Snyk analysis to determine the network connectivity paths
The Snyk platform analyzes various data sources to compute the network connectivity paths. This information is used by Snyk AppRisk Essentials to determine if packages and Images may be exposed to external traffic.
Cloud-native solutions are deterministic in the way the network connectivity is configured. Snyk uses that knowledge to compute the answers based on the available information. For example, to understand how the network connectivity can be configured, see Kubernetes Services and Ingresses documentation.
Risk-based prioritization currently supports the following configurations: Kubernetes services and ingress, and Gloo.
Technical details for the Public facing risk factor
The Kubernetes Connector continuously monitors the Kubernetes events. These events are streamed to the Snyk platform continuously.
Every hour, the data pipeline performs a reconciliation of the state of the cluster to create a snapshot. This snapshot is used to compute the network relationship between various resources, such as services to pods and ingresses to services. The same snapshot is used to extrapolate which images are running at that time.

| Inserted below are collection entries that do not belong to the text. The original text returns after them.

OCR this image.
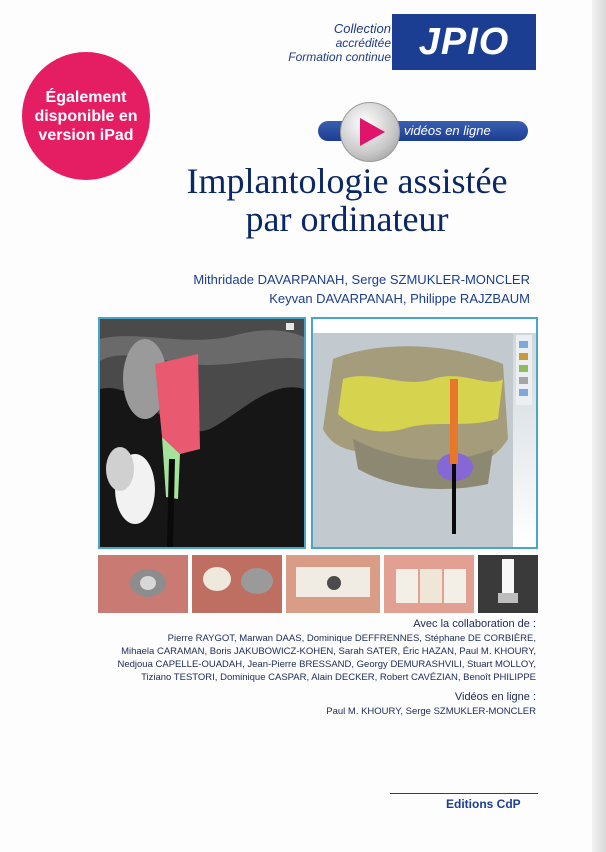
Collection
accréditée
Formation continue JPIO
Également
disponible en
version iPad	vidéos en ligne
Implantologie assistée
par ordinateur
Mithridade DAVARPANAH, Serge SZMUKLER-MONCLER
Keyvan DAVARPANAH, Philippe RAJZBAUM
Avec la collaboration de :
Pierre RAYGOT, Marwan DAAS, Dominique DEFFRENNES, Stéphane DE CORBIÈRE,
Mihaela CARAMAN, Boris JAKUBOWICZ-KOHEN, Sarah SATER, Éric HAZAN, Paul M. KHOURY,
Nedjoua CAPELLE-OUADAH, Jean-Pierre BRESSAND, Georgy DEMURASHVILI, Stuart MOLLOY,
Tiziano TESTORI, Dominique CASPAR, Alain DECKER, Robert CAVÉZIAN, Benoît PHILIPPE
Vidéos en ligne :
Paul M. KHOURY, Serge SZMUKLER-MONCLER
Editions CdP
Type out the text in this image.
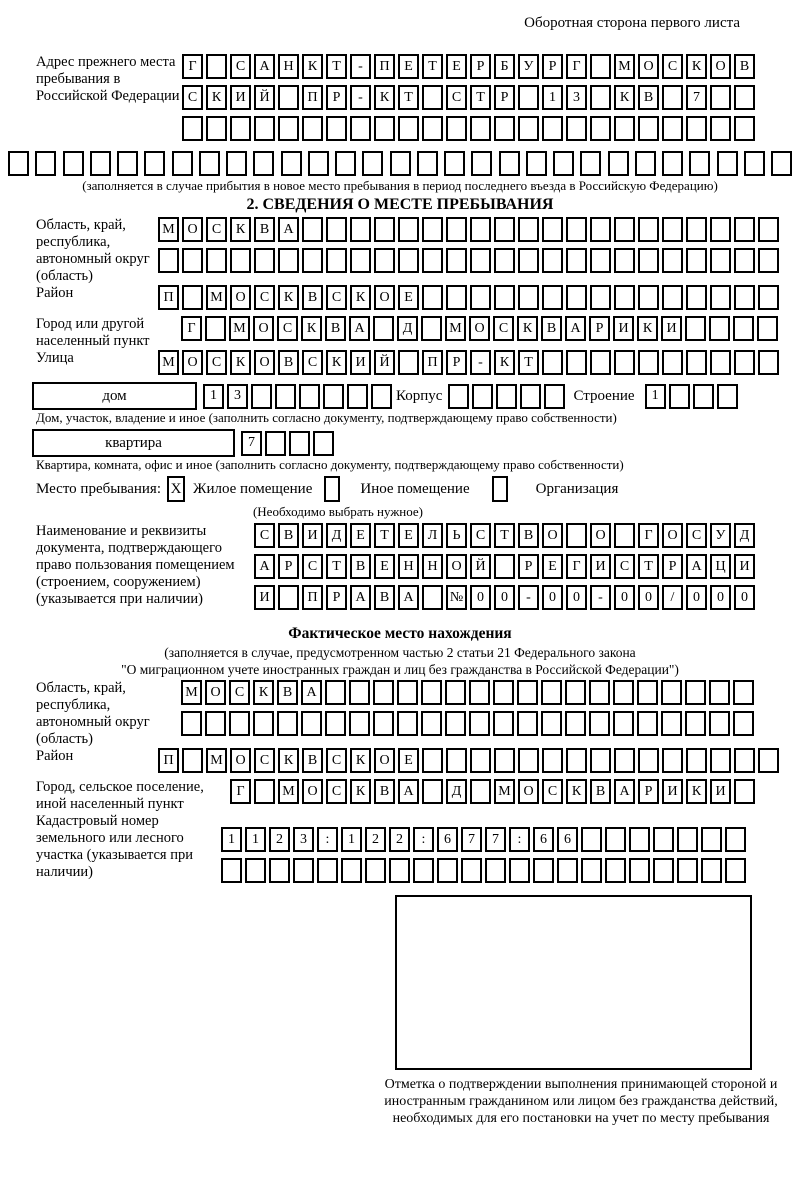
Оборотная сторона первого листа
Адрес прежнего места пребывания в Российской Федерации
Г	С	А Н	К	Т	-	П	Е	Т	Е	Р	Б	У	Р	Г	М О	С	К	О	В
С	К	И Й	П	Р	-	К	Т	С	Т	Р	1	3	К	В	7
(заполняется в случае прибытия в новое место пребывания в период последнего въезда в Российскую Федерацию)
2. СВЕДЕНИЯ О МЕСТЕ ПРЕБЫВАНИЯ
Область, край, республика, автономный округ (область)
М О	С	К	В	А
Район	П	М О	С	К	В	С	К	О	Е
Город или другой населенный пункт
Г	М О	С	К	В	А	Д	М О	С	К	В	А	Р	И	К	И
Улица	М О	С	К	О	В	С	К	И Й	П	Р	-	К	Т
дом	1	3	Корпус	Строение	1
Дом, участок, владение и иное (заполнить согласно документу, подтверждающему право собственности)
квартира	7
Квартира, комната, офис и иное (заполнить согласно документу, подтверждающему право собственности)
Место пребывания: X Жилое помещение	Иное помещение	Организация
(Необходимо выбрать нужное)
Наименование и реквизиты документа, подтверждающего право пользования помещением (строением, сооружением) (указывается при наличии)
С	В	И	Д	Е	Т	Е	Л	Ь	С	Т	В	О	О	Г	О	С	У	Д
А	Р	С	Т	В	Е	Н Н О Й	Р	Е	Г	И	С	Т	Р	А Ц И
И	П	Р	А	В	А	№ 0	0	-	0	0	-	0	0	/	0	0	0
Фактическое место нахождения
(заполняется в случае, предусмотренном частью 2 статьи 21 Федерального закона
"О миграционном учете иностранных граждан и лиц без гражданства в Российской Федерации")
Область, край, республика, автономный округ (область)
М О	С	К	В	А
Район	П	М О	С	К	В	С	К	О	Е
Город, сельское поселение, иной населенный пункт
Г	М О	С	К	В	А	Д	М О	С	К	В	А	Р	И	К	И
Кадастровый номер земельного или лесного участка (указывается при наличии)
1	1	2	3	:	1	2	2	:	6	7	7	:	6	6
Отметка о подтверждении выполнения принимающей стороной и иностранным гражданином или лицом без гражданства действий, необходимых для его постановки на учет по месту пребывания
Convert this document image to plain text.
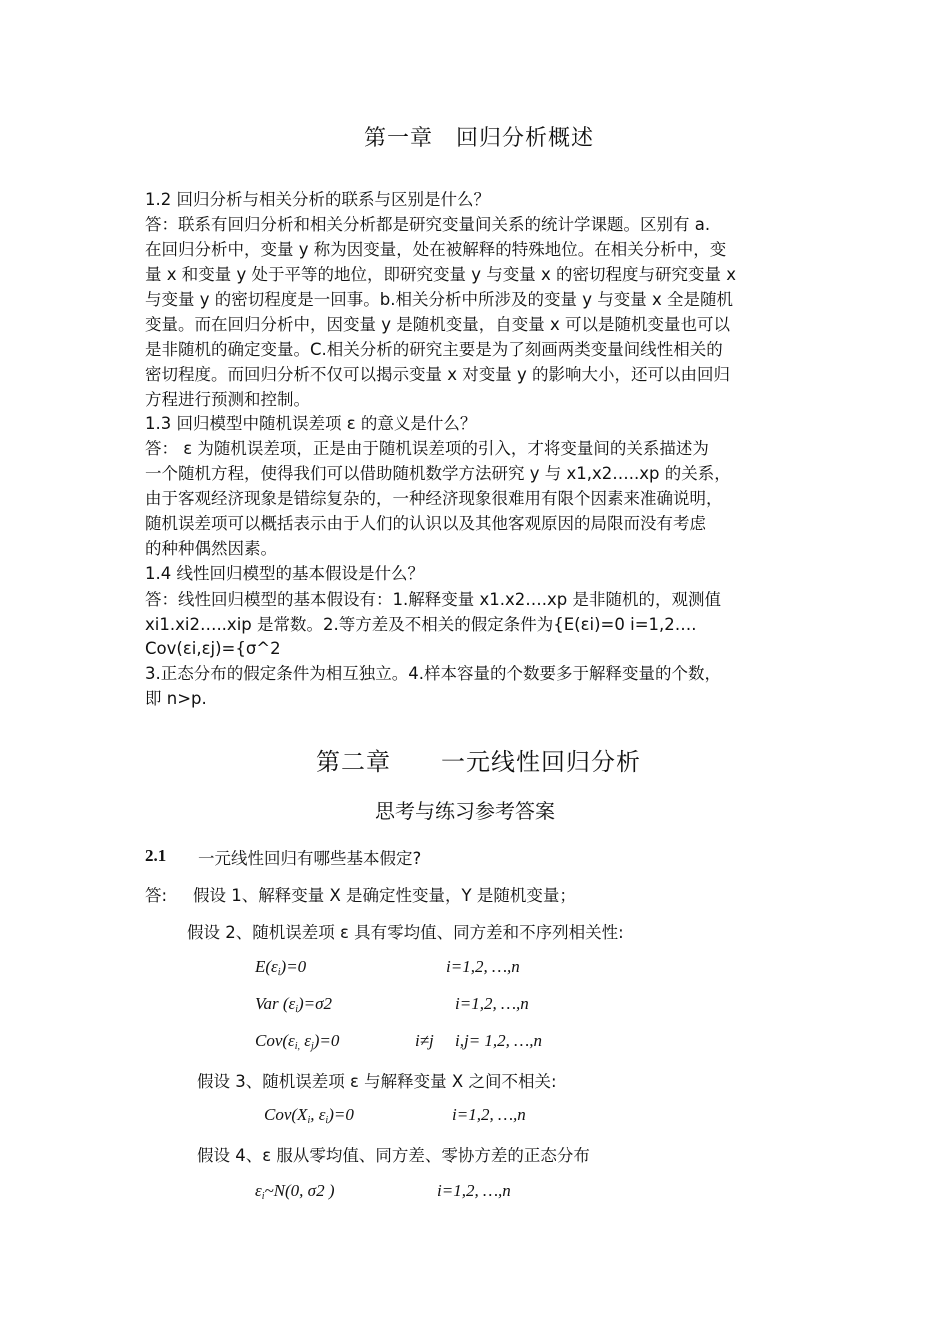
第一章　回归分析概述
1.2 回归分析与相关分析的联系与区别是什么？
答：联系有回归分析和相关分析都是研究变量间关系的统计学课题。区别有 a.
在回归分析中，变量 y 称为因变量，处在被解释的特殊地位。在相关分析中，变
量 x 和变量 y 处于平等的地位，即研究变量 y 与变量 x 的密切程度与研究变量 x
与变量 y 的密切程度是一回事。b.相关分析中所涉及的变量 y 与变量 x 全是随机
变量。而在回归分析中，因变量 y 是随机变量，自变量 x 可以是随机变量也可以
是非随机的确定变量。C.相关分析的研究主要是为了刻画两类变量间线性相关的
密切程度。而回归分析不仅可以揭示变量 x 对变量 y 的影响大小，还可以由回归
方程进行预测和控制。
1.3 回归模型中随机误差项 ε 的意义是什么？
答： ε 为随机误差项，正是由于随机误差项的引入，才将变量间的关系描述为
一个随机方程，使得我们可以借助随机数学方法研究 y 与 x1,x2…..xp 的关系，
由于客观经济现象是错综复杂的，一种经济现象很难用有限个因素来准确说明，
随机误差项可以概括表示由于人们的认识以及其他客观原因的局限而没有考虑
的种种偶然因素。
1.4 线性回归模型的基本假设是什么？
答：线性回归模型的基本假设有：1.解释变量 x1.x2….xp 是非随机的，观测值
xi1.xi2…..xip 是常数。2.等方差及不相关的假定条件为{E(εi)=0 i=1,2….
Cov(εi,εj)={σ^2
3.正态分布的假定条件为相互独立。4.样本容量的个数要多于解释变量的个数，
即 n>p.
第二章　　一元线性回归分析
思考与练习参考答案
2.1 一元线性回归有哪些基本假定?
答: 假设 1、解释变量 X 是确定性变量，Y 是随机变量；
假设 2、随机误差项 ε 具有零均值、同方差和不序列相关性:
$E(\varepsilon_i)=0$	i=1,2, …,n
Var $(\varepsilon_i)=\sigma 2$	i=1,2, …,n
$Cov(\varepsilon_{i,}$ $\varepsilon_j)=0$	i≠j i,j= 1,2, …,n
假设 3、随机误差项 ε 与解释变量 X 之间不相关:
$Cov(X_i$, $\varepsilon_i)=0$	i=1,2, …,n
假设 4、ε 服从零均值、同方差、零协方差的正态分布
$\varepsilon_i\sim N(0$, σ2 )	i=1,2, …,n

The analysis is currently performed only based on the connectivity specification. The granularity of the analysis is performed on
http path levels. Various constraints may be applied to configured paths, such as network policies, security groups, and firewalls. Snyk currently does not include the constraints in the computation.
At the same interval, the data pipeline takes a snapshot of all Snyk Projects and data sources and extrapolates packages and images. This snapshot is used to determine which images and packages are known to Snyk for any given customer.
Both snapshots are then compared, and evidence graphs are generated to determine the public-facing factors at that point in time.